I found Patrick to be extremely charming. The filmmakers (writer Justin King and director Mark Hartley (who apparently normally shoots documentaries)) are clearly going for a B-movie vibe in the vein of Re-Animator and Braindead (A.K.A. Dead-Alive)… though, this movie is a bit slicker than its muses. I think this approach is why I enjoyed the film so much… the filmmakers new what this movie was and didn’t try to make it anything more (or less)… it was a true realization of their vision. For example, there are some pretty awful CG effects and while I would usually find this distracting, they seem to be used on purpose for a slightly comedic effect. The phrase “slightly comedic” may also explain why this movie works so well. Every time I expected the film to break out into full comedy-horror mode, it pulled back. At most, the comedy elements are tongue-in-cheek. An example of this would be the sheer number of jump-scares in the movie. Again, while I would normally finding this distracting and annoying, it works here. This is especially true when the filmmakers pile on four or five jump-scares in a row. After scare number four the viewer should be tired of the conceit, but by number six we’re back in. In other words, the filmmakers are using comedy elements in a horror film to great success (noticed I said comedy elements and not comedy… these are not funny moments but they use joke structure in their scares… it’s fascinating). Perhaps the only weakness in the film is that there aren’t many truly scary parts. Don’t get me wrong there are a couple of truly creepy moments and couple of gags that are pretty gross… but that’s it. Then again, by minute ten of the film I think you’ll realize that that’s not really the point of the movie. There are a couple of other elements that worked for me, but may chase away other viewers (that is not meant to sound condescending… I’m just acknowledging that there are different tastes out there). First, the score is very in-your-face, bombastic, orchestral music. I found this distracting at first and then delightful. Again, the filmmakers are applying another comedy element (exaggeration) to mess with the viewer. Second, the director uses interesting transitions between certain scenes. It can create an over-stylized feeling that can pull the viewer out of the movie… but again (to use English slang (which seems at least somewhat appropriate here) it feels a bit cheeky and fun.

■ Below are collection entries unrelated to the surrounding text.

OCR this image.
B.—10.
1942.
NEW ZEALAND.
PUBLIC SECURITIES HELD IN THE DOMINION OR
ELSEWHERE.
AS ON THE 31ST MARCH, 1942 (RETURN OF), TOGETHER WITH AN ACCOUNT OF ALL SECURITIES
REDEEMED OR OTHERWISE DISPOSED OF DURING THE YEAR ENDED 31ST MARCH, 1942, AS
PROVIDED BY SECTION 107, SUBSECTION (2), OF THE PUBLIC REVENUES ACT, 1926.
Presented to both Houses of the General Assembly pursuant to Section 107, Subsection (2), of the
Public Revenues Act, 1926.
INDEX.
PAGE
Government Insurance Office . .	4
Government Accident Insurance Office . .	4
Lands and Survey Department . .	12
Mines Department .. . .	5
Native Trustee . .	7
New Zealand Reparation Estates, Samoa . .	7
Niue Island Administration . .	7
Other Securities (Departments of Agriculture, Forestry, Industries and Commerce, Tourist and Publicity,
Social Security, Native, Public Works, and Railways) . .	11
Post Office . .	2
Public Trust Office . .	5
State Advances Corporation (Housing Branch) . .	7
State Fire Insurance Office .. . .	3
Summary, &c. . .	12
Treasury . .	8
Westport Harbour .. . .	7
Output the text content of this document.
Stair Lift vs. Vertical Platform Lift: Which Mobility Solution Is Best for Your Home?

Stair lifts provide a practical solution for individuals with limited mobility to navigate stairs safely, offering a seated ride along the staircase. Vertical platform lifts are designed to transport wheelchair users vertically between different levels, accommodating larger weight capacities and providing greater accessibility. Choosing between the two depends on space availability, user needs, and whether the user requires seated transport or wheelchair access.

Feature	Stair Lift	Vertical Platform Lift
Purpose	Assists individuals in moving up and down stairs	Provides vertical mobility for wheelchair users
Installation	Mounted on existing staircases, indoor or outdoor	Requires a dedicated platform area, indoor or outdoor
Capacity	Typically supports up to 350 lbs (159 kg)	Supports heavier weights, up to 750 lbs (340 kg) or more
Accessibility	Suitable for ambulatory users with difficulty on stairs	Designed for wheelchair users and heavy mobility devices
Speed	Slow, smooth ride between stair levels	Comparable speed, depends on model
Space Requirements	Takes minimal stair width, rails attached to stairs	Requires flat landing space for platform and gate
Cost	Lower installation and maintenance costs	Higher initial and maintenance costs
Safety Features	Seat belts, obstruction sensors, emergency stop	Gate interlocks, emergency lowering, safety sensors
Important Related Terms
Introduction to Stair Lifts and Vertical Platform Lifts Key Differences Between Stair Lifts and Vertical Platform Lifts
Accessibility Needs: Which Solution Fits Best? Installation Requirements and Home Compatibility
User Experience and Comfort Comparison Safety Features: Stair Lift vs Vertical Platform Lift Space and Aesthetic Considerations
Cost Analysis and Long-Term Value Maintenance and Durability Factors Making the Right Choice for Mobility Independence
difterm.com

I’m not saying this is the perfect movie (there aren’t much in the way of surprises and if you start pulling at threads of the plot it will fall apart), but it’s a fun ride… and after the selections from last week, I really needed a movie like this. One overall takeaway from this movie is, that based on my last year of intense horror-movie watching, I think I’ve come to the conclusion that Australia and New Zealand are winning hands down.
I realize this is a somewhat shorter post than usual but sometimes It’s easier to write when you pulling apart a film then when you’re praising it.